“Humanities” Is Always Plural

 

The humanities, like humans, only flourish when two or more gather.

Recently I attended a world civilization class taught by Christie Cowles Charles, one of our outstanding English teachers. She began the class by sharing her story of growing up in Southside Chicago, a blonde Mormon girl in a predominantly black elementary school. Choosing the best actors for the main parts in a play, Charles says, “we voted my blonde, Mormon friend to play Rosa Parks and my African-American friend to play the white bus driver—to our teacher’s consternation.” Making paper black- and-white masks to play their “parts” (“it didn’t matter what our actual race was,” she says), the students “grew colorblind together.” 

There is an irony to the fact that as we get to know others and experience the many diversities we carry around within us, the superficial differences and outward appearances that so often signal diversity come to matter less and less.
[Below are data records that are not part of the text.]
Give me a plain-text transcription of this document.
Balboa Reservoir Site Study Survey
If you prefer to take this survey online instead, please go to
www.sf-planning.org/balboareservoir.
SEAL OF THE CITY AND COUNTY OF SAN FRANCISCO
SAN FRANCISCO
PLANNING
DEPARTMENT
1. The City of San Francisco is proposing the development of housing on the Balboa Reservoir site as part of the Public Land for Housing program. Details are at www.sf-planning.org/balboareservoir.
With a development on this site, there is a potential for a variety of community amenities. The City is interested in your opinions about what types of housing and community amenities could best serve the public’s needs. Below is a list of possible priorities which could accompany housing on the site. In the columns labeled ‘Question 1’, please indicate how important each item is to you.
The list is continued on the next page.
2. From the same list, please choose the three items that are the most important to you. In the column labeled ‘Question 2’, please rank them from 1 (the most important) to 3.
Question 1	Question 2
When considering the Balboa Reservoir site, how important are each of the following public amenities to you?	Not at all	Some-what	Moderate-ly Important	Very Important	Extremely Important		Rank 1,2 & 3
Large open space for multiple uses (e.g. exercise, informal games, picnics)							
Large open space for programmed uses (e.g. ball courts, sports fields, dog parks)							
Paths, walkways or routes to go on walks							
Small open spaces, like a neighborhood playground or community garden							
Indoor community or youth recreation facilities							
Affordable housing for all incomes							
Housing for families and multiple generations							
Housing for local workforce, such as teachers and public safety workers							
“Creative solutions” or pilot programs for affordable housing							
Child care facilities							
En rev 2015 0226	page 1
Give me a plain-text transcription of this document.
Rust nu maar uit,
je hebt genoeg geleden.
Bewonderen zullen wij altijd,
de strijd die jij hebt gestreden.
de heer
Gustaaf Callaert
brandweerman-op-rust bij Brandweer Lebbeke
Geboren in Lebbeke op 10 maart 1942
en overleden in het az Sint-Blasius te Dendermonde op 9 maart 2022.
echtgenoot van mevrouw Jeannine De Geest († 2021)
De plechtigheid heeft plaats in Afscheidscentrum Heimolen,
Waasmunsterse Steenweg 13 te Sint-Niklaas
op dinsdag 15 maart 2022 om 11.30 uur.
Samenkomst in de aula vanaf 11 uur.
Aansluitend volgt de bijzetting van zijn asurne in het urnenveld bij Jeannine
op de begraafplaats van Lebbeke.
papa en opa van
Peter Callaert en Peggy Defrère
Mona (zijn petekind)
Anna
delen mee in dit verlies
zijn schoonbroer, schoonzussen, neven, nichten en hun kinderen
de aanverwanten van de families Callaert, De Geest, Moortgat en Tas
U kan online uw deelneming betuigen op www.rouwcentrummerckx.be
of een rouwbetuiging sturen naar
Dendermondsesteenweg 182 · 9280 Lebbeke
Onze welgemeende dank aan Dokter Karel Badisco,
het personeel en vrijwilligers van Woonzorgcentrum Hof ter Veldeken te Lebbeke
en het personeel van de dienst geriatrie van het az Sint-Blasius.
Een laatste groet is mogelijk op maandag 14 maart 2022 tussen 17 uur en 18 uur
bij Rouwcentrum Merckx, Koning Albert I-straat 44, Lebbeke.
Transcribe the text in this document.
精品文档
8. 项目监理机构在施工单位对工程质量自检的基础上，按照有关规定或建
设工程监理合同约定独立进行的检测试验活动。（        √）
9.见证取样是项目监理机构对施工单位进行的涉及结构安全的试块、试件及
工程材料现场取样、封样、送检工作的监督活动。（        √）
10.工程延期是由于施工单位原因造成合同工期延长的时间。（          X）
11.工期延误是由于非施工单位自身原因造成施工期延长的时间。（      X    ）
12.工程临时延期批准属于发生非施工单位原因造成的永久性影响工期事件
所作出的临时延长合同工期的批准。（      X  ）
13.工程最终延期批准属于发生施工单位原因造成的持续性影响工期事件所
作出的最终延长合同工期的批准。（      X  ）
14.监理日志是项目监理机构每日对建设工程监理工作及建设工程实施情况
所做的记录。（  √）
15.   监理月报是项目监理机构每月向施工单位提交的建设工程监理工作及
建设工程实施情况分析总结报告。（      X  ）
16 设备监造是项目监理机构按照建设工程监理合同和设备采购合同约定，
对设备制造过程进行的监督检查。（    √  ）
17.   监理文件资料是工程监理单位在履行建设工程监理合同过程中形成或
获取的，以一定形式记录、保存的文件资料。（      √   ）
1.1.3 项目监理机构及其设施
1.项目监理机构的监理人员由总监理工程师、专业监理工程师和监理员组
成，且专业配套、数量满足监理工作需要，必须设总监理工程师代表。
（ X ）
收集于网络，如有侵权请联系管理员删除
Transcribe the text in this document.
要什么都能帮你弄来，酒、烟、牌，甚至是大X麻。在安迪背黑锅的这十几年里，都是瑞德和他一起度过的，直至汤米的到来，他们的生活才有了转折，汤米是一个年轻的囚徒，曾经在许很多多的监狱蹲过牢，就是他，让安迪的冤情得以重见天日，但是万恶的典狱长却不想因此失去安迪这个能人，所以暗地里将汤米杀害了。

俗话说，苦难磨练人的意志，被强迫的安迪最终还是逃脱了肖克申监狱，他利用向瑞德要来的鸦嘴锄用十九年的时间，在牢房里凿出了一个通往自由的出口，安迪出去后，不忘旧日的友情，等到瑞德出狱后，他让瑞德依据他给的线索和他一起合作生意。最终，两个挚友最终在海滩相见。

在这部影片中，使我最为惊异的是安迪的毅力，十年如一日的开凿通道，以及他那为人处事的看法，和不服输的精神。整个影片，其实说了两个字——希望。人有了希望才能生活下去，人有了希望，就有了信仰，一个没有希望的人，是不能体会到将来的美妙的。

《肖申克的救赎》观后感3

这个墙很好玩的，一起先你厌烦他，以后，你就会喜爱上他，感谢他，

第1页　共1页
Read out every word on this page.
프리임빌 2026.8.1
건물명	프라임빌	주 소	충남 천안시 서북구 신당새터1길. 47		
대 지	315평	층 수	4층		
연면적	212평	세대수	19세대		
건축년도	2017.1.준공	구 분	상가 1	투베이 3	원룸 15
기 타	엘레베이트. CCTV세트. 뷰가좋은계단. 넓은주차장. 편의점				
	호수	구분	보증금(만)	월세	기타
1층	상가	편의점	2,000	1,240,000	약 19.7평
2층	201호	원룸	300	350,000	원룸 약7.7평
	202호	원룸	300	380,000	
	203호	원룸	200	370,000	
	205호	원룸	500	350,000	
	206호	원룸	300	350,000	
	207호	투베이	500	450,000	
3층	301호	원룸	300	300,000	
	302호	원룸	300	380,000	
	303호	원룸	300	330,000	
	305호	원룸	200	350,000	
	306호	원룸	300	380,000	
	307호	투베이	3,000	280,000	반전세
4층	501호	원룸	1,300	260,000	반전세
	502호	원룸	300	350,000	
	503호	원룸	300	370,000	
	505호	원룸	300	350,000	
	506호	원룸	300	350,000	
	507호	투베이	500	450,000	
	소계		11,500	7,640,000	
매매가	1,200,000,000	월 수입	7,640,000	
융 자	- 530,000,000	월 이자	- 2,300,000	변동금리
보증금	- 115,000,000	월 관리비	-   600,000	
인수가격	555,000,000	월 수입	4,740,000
Scott Page, an economist at the University of Michigan, has made a convincing case for the value of what he calls “cognitive diversity” (as opposed to “identity diversity”). Cognitive diversity is the unique combination of experiences and skills we each bring to the groups within which we interact. According to Page, groups with broader cognitive diversity are better at solving complex problems than are groups of brilliant, but very similar, people. 

Unlike deer or fish, the term humanities is always plural—its singular form, humanity, being both subject and source of this odd collective noun. Mirroring the collective genius of humanity, the humanities reflect the multitude of complex, sometimes contradictory factors that make each of us unique. At the same time, those factors can resonate with similar or complementary traits in others, heralding a collective difference that promises solutions to life’s thorny problems. The humanities, like humans, only flourish when two or more gather. 

Restored truth teaches us that God’s greatest work, and the source of His glory, is humanity. In scripture we read of Moses on an “exceedingly high mountain” (Moses 1:1), alternately beholding the glory of God’s creations and being terrorized by a ranting fraud who demands worshipful attention. After experiencing these highly contrasting emotions in quick succession, Moses invokes God and is once more favored with vision and understanding. God shows him the earth, among many worlds and their inhabitants. Moses asks why, and how, God created worlds without number, to which God replies, twice, they are “numbered unto me, for they are mine” (Moses 1:35, 37). God then offers a key to comprehending the infinite number and variety of humanity: “For behold, this is my work and my glory—to bring to pass the immortality and eternal life of man” (Moses 1:39). As mortal Moses puzzles over how God can comprehend the numberless multitudes, God’s matter-of-fact reply suggests that when we work for the benefit of others, they become, to us, distinct, “numbered,” and cherished individuals. 

Once, decades ago, I made my own trip to exceedingly high mountains on a solo journey around India. I’d always yearned to visit Kashmir, a fabled land of beauty, to do some trekking in the Himalayas, but my student budget required that I take a winding 12-hour bus ride to get there. The trip began ominously at the terminal with a burly police officer dragging a passenger off the bus and beating him with a baton. After that, things were quiet for the first hour or so, but during one of our pit stops, a young Kashmiri man, roughly my age, struck up a conversation, and we spent the rest of the ride deep in discussion. He had polished his English as an itinerant merchant, most recently in Oman, selling Kashmiri carpets to rich Arabs. He made this trip several times a year, had a wife and two children in Srinagar, and was an observant Muslim. Our swaying, gravel-road conversation passed through stages, from the lowlands of superficial personal details, to foothill observations about life, to loftier confessions of faith and conviction. 

As the miles and hours passed on our journey, we both recognized at a particular moment that we shared the same hopes for life in a better world, the same awe in the presence of God’s creations (natural and human), and the same dismay at the inhumanity we saw around us, exemplified by the beating we had witnessed at the start of our trip. After passing through a mountain tunnel, we entered the Vale of Kashmir, shared a last roadside meal, and finally arrived at the Srinagar bus terminal. It was nearly midnight, and as we parted in the dark I knew that our conversation had converted us from total strangers to spiritually bonded travelers of the same road. Among the numberless multitudes of India, we had come to number each other as friends and brothers. 

We need courage to venture out into the unknown, to confront the countless masses and, within them, find new brothers and sisters. The divisiveness that prevails today tempts us to limit our interactions to a smattering of like-minded folks around us. But as we reach out and “number” others, our collective diversity offers hope for solutions to the complex problems we face. When we multiply, rather than divide, we humanize an impersonal world and anticipate a future when, like God, our glory will lie in knowing, and numbering, all humanity.